I’m too busy watching him to notice the bride and groom have arrived, their entrance ushering in a change. The volume of the room grows as everyone turns to face the guests of honor straight from the chapel. The lights come down slightly, and I watch as Alex becomes transfixed.

I’ve never seen him around her before. I’ve never witnessed the way he’s wholly enrapt by her. The entire room looks on and even cheers for the newlyweds. And yet I can’t help but watch him, as he watches her. The sum of our relationship boiled down to that one simple sentence.

He’s devout in his tracking of her. He clocks her with precision, taking in her flowing silk dress, one that’s not unlike mine. However, her long dark hair and olive skin are absolutely not like mine.

Once again, he is a man possessed. And once again, not by me.

No, I would not be the queen tonight. It was not my time. Would likely never be my time.

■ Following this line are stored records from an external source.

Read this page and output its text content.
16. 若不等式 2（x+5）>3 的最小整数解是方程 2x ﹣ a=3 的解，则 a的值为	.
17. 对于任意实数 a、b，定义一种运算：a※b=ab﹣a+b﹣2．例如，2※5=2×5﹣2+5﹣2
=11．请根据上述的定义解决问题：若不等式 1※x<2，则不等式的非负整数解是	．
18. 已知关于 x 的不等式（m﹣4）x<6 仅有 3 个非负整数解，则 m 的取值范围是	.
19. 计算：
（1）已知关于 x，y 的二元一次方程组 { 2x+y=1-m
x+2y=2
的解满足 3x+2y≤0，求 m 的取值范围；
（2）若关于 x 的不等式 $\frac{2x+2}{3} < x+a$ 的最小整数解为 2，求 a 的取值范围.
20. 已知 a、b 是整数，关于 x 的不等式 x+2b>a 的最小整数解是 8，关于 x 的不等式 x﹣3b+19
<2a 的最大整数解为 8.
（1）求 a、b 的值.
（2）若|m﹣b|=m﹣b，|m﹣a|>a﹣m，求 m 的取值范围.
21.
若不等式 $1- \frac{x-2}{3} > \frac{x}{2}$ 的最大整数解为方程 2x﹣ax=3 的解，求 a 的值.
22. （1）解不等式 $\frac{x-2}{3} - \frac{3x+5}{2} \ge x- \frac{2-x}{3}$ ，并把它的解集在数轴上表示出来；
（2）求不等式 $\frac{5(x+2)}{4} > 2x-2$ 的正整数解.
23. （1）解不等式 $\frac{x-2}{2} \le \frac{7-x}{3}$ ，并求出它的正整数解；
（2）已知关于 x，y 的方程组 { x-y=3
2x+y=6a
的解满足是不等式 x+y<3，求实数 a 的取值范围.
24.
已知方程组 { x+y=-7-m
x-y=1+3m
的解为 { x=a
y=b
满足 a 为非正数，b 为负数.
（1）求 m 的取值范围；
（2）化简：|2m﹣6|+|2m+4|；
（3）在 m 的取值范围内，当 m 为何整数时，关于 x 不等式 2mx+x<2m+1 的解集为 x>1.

We watch as she slips into the room, seeming to glide beside her husband. She practically floats on air. A damn goddess amongst mortals.

I’m embarrassed how our dresses practically mirror one another.

Because while I thought my dress looked amazing on me, it only lasted until I saw what it looked like on her.

The way it dips down low on her back and her front.

The way her hips hold the fabric on either side.

I can’t help but imagine him and her. Together. A fucking American dream.

I’m just a cheap Barbie you get at a dollar store — off-brand, poorly built, and disposable. I’m the pig in lipstick. The trailer park trash in a couture gown.

She’s like fine china and your grandma’s best crystal that made it through the war. She’s the Cartier jewels, a champagne brunch, an enchantress who never ages.

I feel my spine turn to steel as I release my hold on Alex because it’s clear now that he’s released me.

I take a small step away from him. I won’t be fooling anyone into thinking that we’re happy. It’s obvious he isn’t.

Realizing he isn’t going to stop, I head towards the bar, pretending to take my time choosing a drink.

To fill the time, I ask the bartender stupid questions.

“What’s Lillet’s taste profile?” “How many ounces are in a martini glass?” “Do you have ginger ale?”

When an older woman stands beside me, I gesture for her to order first. “Can’t decide what I want,” I say to her with a smile.

She gives me a polite smile back and orders. While her drink is being made, she turns to face me and then extends a hand.

“I’m May.” I swallow, then shake her hand.

“Emma. Palomino,” I tack on at the end.

“Ahh, yes,” she says, knowing. “I’m the mother of the bride.” I want to curl up into a ball and die.

“Then, congratulations. They make a beautiful couple.” May nods demurely while silently assessing me. Likely holding me up beside her daughter and deciding I couldn’t possibly hold a flame to her. “What did you order?” I try my best to divert the conversation.

“A French 75.” I recheck the cocktail list, thinking I might follow suit. “You’ll want something stronger, dear.” Yes. She’s right.

“I think you’re right,” I mumble under my breath, then give her a tight smile. My fingers tremble as I let my hands fall down to my side.

The bartender hands May her coupe glass, but as she turns to leave, she says, quietly, “Jealousy is for those with no value of self. You don’t strike me as someone who should be lacking.”

It’s a compliment and a warning. She walks away, and I order a double Johnny Walker Blue, neat.